There’s a lot of similarity between what I do and cubism, where artists show two angles of the same subject. The idea is the same: A subject looks different from a different perspective.
How did seeing the Serengeti from a hot-air balloon change your sense of the landscape?
It was a once-in-a-lifetime experience and a chance for a bird’s-eye view of the savannah at the break of dawn. At sunrise, the air is still and allows for a unique perspective in terms of scale and photographic opportunity to shoot the wildlife below. Silence was my friend, as the animals below were undisturbed.
How is photographing wildlife unlike photographing people?
With people, trust is made much more easily, whether verbal or non-verbal. When photographing animals, I enter the situation with patience and rely heavily on instinct. Shooting the unpredictable is much more challenging.
What did you learn about going on tracking expeditions with the Maasai?
It let me move to the rhythm of my own pulse, guided by their steps, jumps, smiles and passion for life. And almost rubbing shoulders with animals in the natural environment made me realize how fragile life is and how important it is to live every moment to the fullest.

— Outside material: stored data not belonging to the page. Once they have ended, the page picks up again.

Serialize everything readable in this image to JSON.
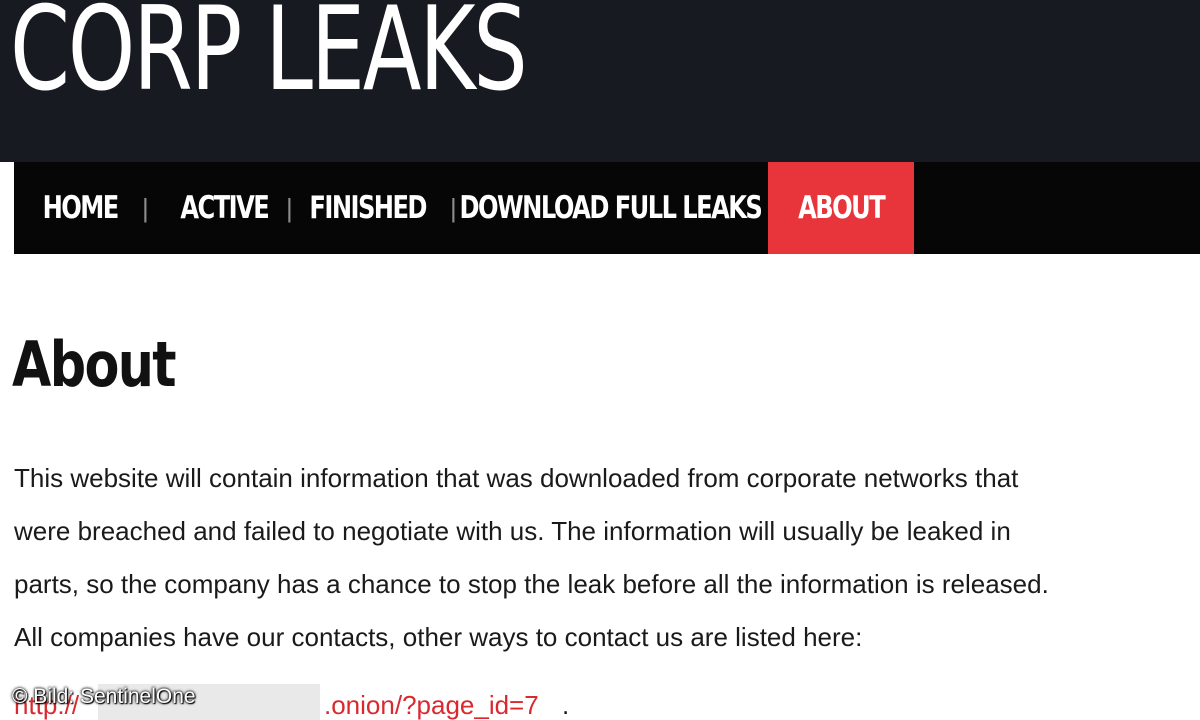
{
  "header": {
    "site_title": "CORP LEAKS"
  },
  "nav": {
    "items": [
      {
        "label": "HOME"
      },
      {
        "label": "ACTIVE"
      },
      {
        "label": "FINISHED"
      },
      {
        "label": "DOWNLOAD FULL LEAKS"
      },
      {
        "label": "ABOUT"
      }
    ],
    "separator": "|",
    "active_color": "#e8343b"
  },
  "page": {
    "heading": "About",
    "paragraph_lines": [
      "This website will contain information that was downloaded from corporate networks that",
      "were breached and failed to negotiate with us. The information will usually be leaked in",
      "parts, so the company has a chance to stop the leak before all the information is released.",
      "All companies have our contacts, other ways to contact us are listed here:"
    ],
    "link": {
      "prefix": "http://",
      "suffix": ".onion/?page_id=7",
      "trailing": "."
    }
  },
  "credit": "© Bild: SentinelOne",
  "colors": {
    "header_bg": "#171a21",
    "nav_bg": "#060607",
    "link": "#d9292f"
  }
}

What was your wildlife highlight?
I had almost given up on photographing a cheetah, but while heading to the airport we spotted two. They were in predatory mode, hunting gazelles. They aligned themselves in preparation to attack, and at full speed they were off. I was lucky enough to get my shot. Sometimes the moment you are waiting for happens when you least expect it.
Do you think your work subtly helps people think about conservation?
I hope my work inspires people to look deeper, not only into the work itself but into the fragility of these magnificent creatures in their natural habitat. If people are able to make an emotional connection to this world and its wildlife, then my hope is that they are moved to address the issues that threaten the animals’ existence.
What did you learn about yourself during this trip?
Discovering different cultures allows me to deepen my knowledge of man and his environment, but most of all to be as close as possible to my own emotions. This experience in the Serengeti has taught me the importance of living in flow. I found myself deep in my work and losing track of time completely. Being in this flow state allowed me to get closer to my source of inspiration – the animals – without thinking about the next shot. It was a form of meditation and something I will carry forward with me on my next adventure.